2. Zum Geschäftswert einer Beschwerde, bei der es nicht um die Feststellung des Erbrechts geht, sondern um die Berechtigung eines Testamentsvollstreckervermerks.
Normenkette
BGB § 2078; KostO § 30
Verfahrensgang
LG München II (Aktenzeichen 8 T 2986/98) |
AG Starnberg (Aktenzeichen VI 790/97) |
Tenor
I. Die weitere Beschwerde der Beteiligten zu 3 gegen den Beschluß des Landgerichts München II vom 22. September 2000 wird, soweit sie die Hauptsache betrifft (Nr. I bis III), zurückgewiesen.
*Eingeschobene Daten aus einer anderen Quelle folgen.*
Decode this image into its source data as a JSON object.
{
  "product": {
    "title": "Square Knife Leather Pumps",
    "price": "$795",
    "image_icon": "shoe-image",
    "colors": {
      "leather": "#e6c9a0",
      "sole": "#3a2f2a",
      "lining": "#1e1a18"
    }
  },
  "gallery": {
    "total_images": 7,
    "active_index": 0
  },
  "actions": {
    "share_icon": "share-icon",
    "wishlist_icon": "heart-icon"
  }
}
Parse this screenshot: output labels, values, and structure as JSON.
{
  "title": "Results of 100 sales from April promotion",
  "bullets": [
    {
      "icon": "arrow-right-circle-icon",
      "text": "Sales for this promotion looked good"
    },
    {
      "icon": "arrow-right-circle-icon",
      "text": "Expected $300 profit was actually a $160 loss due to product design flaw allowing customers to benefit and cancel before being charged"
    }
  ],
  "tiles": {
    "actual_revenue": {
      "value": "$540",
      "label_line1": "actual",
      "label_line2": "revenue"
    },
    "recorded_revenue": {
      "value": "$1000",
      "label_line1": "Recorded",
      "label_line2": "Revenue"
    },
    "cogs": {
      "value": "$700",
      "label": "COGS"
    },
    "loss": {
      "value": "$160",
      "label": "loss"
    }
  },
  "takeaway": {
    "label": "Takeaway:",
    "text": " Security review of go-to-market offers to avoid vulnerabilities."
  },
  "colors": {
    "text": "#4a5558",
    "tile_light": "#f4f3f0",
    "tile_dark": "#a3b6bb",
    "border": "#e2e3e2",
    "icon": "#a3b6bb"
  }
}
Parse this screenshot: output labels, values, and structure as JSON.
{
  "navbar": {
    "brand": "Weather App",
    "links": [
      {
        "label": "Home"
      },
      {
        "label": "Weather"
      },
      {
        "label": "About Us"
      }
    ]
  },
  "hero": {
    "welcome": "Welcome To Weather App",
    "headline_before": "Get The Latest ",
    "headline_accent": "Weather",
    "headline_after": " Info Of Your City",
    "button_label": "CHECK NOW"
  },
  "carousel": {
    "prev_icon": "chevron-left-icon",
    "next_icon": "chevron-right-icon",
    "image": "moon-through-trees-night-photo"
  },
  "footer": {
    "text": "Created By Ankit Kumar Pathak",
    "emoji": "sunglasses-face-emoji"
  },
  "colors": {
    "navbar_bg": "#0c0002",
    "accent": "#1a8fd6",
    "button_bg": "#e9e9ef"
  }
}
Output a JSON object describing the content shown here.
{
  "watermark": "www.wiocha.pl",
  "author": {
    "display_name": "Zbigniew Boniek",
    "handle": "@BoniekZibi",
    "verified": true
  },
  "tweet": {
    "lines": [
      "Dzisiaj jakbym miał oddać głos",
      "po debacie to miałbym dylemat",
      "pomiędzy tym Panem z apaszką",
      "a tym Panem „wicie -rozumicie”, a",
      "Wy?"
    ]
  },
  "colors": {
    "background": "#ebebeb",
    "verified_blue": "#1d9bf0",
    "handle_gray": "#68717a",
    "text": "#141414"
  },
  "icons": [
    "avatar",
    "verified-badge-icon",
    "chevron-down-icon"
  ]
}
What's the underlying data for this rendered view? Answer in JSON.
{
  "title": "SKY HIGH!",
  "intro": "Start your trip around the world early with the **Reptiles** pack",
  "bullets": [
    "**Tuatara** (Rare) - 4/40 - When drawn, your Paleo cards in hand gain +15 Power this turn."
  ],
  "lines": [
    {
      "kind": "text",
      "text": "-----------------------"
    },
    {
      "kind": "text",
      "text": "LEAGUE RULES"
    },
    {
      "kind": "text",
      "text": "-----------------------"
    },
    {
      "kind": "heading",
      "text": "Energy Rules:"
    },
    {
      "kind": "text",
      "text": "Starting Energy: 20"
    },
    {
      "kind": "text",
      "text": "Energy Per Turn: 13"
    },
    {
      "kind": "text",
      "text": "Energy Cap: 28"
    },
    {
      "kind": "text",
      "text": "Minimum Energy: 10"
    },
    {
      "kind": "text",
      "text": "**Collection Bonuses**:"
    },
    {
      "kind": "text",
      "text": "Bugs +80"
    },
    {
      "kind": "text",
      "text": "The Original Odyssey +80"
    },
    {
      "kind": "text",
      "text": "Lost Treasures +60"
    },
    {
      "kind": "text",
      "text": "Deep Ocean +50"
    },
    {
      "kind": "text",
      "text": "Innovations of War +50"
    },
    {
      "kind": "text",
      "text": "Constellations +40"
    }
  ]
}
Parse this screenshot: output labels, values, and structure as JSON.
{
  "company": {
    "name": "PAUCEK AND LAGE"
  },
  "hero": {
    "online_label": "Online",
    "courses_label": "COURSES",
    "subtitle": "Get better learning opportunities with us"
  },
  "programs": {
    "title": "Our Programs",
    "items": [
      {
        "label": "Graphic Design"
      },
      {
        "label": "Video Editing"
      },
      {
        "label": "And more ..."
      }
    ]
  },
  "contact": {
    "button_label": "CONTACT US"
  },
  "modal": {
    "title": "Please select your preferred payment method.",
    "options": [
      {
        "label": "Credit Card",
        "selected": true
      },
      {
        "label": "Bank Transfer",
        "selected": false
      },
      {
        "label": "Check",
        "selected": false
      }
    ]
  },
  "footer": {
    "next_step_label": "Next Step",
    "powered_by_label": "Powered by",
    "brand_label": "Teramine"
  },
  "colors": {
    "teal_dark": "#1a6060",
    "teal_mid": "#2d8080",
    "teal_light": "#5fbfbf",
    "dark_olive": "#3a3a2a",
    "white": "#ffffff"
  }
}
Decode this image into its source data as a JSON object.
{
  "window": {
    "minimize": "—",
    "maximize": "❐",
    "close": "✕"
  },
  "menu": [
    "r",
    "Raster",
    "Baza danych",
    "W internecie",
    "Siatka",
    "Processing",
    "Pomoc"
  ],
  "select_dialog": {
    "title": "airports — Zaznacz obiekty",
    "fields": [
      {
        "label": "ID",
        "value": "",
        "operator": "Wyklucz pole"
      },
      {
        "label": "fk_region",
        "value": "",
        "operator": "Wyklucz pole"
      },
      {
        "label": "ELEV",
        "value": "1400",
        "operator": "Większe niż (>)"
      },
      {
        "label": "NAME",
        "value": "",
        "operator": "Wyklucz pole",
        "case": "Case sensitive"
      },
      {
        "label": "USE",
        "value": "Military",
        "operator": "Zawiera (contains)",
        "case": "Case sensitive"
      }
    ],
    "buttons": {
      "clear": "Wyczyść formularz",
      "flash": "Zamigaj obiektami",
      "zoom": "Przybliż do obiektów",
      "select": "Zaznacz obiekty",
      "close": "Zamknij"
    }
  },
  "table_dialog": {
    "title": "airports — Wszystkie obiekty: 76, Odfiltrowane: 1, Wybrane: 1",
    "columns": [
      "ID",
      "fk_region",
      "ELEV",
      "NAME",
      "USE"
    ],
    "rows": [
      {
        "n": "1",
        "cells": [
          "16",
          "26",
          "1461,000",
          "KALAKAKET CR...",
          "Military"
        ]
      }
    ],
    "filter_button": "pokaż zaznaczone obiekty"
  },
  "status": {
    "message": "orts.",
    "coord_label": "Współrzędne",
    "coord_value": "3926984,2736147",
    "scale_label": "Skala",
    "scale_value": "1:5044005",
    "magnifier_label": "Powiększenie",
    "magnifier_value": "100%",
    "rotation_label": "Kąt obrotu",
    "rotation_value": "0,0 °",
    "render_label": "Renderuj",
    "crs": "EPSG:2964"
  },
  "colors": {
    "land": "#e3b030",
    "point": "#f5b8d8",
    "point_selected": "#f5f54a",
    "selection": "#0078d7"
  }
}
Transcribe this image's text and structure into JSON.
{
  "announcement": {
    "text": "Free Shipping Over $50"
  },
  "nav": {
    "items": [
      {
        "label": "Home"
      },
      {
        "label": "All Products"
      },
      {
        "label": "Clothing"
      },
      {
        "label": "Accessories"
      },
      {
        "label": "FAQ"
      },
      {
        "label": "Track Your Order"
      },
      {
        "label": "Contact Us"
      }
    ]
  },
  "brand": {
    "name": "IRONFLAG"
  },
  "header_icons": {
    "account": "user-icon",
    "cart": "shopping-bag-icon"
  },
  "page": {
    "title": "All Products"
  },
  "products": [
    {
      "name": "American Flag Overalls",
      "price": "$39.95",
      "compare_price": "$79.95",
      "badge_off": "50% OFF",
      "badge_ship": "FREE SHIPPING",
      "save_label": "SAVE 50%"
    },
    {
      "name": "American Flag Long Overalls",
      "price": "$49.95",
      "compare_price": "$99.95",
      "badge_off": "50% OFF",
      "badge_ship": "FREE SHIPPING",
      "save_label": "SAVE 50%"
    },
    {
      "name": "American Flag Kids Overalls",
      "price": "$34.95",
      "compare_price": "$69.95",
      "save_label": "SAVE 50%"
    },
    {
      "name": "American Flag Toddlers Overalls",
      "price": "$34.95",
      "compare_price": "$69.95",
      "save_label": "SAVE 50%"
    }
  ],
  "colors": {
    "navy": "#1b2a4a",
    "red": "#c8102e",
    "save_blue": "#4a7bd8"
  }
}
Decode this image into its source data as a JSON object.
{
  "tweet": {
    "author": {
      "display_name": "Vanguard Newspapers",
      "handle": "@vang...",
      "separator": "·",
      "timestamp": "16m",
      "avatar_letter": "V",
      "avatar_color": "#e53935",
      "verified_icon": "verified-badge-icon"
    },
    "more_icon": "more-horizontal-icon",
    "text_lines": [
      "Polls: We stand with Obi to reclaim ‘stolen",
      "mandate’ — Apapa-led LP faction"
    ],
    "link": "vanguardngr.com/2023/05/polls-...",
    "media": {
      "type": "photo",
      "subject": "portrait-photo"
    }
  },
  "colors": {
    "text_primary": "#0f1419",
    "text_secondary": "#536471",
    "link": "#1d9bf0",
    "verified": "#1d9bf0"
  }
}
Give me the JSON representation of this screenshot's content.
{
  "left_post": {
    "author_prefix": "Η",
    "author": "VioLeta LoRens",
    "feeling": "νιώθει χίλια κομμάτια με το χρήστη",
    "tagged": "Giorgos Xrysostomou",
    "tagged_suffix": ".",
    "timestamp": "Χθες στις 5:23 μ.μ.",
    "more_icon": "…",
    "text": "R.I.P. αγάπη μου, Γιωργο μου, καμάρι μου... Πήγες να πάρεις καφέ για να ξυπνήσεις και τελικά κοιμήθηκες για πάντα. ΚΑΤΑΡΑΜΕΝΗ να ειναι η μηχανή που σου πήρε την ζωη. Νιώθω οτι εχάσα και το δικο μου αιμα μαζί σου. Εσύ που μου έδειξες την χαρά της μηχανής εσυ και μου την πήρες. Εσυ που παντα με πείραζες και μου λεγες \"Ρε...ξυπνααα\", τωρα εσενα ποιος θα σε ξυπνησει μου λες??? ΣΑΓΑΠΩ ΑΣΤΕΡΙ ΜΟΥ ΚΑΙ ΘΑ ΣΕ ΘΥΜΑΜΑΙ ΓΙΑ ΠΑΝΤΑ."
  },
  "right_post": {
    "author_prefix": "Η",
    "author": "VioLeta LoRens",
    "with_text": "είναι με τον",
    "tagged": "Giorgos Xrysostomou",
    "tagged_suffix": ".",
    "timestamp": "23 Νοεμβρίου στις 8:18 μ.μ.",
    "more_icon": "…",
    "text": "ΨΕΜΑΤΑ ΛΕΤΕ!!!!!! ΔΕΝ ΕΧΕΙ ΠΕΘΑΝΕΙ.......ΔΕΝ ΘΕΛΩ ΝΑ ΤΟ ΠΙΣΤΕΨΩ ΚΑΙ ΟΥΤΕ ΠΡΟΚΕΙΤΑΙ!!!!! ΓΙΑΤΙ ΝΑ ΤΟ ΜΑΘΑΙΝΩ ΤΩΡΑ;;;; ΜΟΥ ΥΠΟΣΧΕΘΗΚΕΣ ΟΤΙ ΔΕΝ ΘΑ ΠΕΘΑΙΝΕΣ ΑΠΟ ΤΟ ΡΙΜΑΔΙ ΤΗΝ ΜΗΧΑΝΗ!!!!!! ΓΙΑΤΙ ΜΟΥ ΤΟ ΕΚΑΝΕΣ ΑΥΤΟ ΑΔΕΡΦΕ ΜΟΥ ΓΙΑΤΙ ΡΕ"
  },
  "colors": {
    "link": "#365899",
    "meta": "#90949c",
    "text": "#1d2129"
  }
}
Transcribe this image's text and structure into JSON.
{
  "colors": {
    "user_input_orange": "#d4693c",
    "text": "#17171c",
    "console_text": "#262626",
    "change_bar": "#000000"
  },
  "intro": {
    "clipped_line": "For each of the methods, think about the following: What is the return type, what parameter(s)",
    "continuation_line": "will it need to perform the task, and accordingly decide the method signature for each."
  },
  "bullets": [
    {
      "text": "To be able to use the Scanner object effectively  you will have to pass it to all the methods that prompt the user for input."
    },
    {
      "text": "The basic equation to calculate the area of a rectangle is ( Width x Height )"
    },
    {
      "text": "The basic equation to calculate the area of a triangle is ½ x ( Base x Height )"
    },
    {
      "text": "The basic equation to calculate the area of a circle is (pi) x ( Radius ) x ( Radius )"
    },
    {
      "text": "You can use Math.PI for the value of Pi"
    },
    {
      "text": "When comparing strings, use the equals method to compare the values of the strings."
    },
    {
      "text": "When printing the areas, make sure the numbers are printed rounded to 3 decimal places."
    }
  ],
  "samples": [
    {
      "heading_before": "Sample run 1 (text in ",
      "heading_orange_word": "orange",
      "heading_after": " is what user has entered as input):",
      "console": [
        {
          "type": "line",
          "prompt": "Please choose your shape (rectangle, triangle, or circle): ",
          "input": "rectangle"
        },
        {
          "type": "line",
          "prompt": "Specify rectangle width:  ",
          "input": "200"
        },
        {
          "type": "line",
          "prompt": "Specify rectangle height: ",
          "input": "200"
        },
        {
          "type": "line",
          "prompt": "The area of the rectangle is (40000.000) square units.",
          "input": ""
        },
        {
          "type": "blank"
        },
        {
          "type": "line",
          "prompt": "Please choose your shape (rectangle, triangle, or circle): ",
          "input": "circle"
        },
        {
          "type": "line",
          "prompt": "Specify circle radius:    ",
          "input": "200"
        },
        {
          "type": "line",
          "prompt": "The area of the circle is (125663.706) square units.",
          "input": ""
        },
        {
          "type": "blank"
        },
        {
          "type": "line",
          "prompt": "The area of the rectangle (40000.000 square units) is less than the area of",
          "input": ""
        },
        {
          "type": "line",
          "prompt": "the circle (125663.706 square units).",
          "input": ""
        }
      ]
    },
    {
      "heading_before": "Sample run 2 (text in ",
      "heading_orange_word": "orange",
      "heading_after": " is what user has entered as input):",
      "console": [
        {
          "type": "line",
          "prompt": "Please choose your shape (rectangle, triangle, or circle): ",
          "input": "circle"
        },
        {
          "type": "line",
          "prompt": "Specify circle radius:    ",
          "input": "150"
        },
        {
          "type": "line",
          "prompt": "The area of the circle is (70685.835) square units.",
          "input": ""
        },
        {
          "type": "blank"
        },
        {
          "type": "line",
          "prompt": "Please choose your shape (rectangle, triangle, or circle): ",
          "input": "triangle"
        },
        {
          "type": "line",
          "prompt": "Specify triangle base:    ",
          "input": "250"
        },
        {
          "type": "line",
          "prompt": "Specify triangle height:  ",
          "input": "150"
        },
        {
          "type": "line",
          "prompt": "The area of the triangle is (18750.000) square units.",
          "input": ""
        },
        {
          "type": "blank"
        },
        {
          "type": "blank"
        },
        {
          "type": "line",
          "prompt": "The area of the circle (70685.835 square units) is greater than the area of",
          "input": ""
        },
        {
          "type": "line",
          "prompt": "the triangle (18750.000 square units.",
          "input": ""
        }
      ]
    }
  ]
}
II. Die Beteiligte zu 3 hat den Beteiligten zu 1 und 2 die diesen im Verfahren der weiteren Beschwerde entstandenen Kosten zu erstatten.
III. Der Geschäftswert für das Verfahren der weiteren Beschwerde wird auf 135.000 DM festgesetzt.
IV. In Abänderung von Nr. V des Beschlusses des Landgerichts München II vom 22. September 2000 wird der Geschäftswert für das Beschwerde verfahren auf 67.500 DM festgesetzt. Die Beschwerde der Beteiligten zu 3 gegen diese Geschäftswertfestsetzung des Landgerichts München II hat sich damit erledigt.
Gründe
I.
Der Erblasser ist 1997 im Alter von 63 Jahren wenige Tage nach einer Operation verstorben. Sein Nachlaß besteht im wesentlichen aus einem bebauten Grundstück im Verkehrswert von ca. 1,3 Mio. DM und einem Wertpapierdepot im Wert von ca. 50.000 DM. Er war geschieden. Die Beteiligten zu 1 und 2 sind seine 1970 bzw. 1972 geborenen Kinder aus der geschiedenen Ehe. Sie lebten nach der Scheidung zunächst bei der Mutter, der auch die elterliche Sorge übertragen worden war, bis diese anfangs 1988 nach Australien auswanderte. Seit dieser Zeit lebten sie bei ihrem Vater, dem Erblasser.
Dieser hatte am 15.1.1985 ein eigenhändiges Testament errichtet, in welchem er seine Kinder, die Beteiligten zu 1 und 2, als seine Erben einsetzte, die Auseinandersetzung über das Grundstück aber für die Dauer von 15 Jahren ab Eintritt des Erbfalls ausschloß. Dieses Testament gab er in amtliche Verwahrung.
Am 20.10.1989 errichtete er ein weiteres eigenhändiges Testament, in dem er „zusätzlich zu meinem Testament …” (vom 15.1.1985) „für die in meinem Testament genannte Frist” Testamentsvollstreckung hinsichtlich des gesamten Nachlasses anordnete und den Beteiligten zu 1 zum Testamentsvollstrecker ernannte. Es enthält dafür folgende Begründung:
„Meine Tochter … (die Beteiligte zu 2) ist in Kreise geraten, die vermuten lassen, daß sie nicht in der Lage sein wird, ihr Erbe dem Testament entsprechend zu verwalten.”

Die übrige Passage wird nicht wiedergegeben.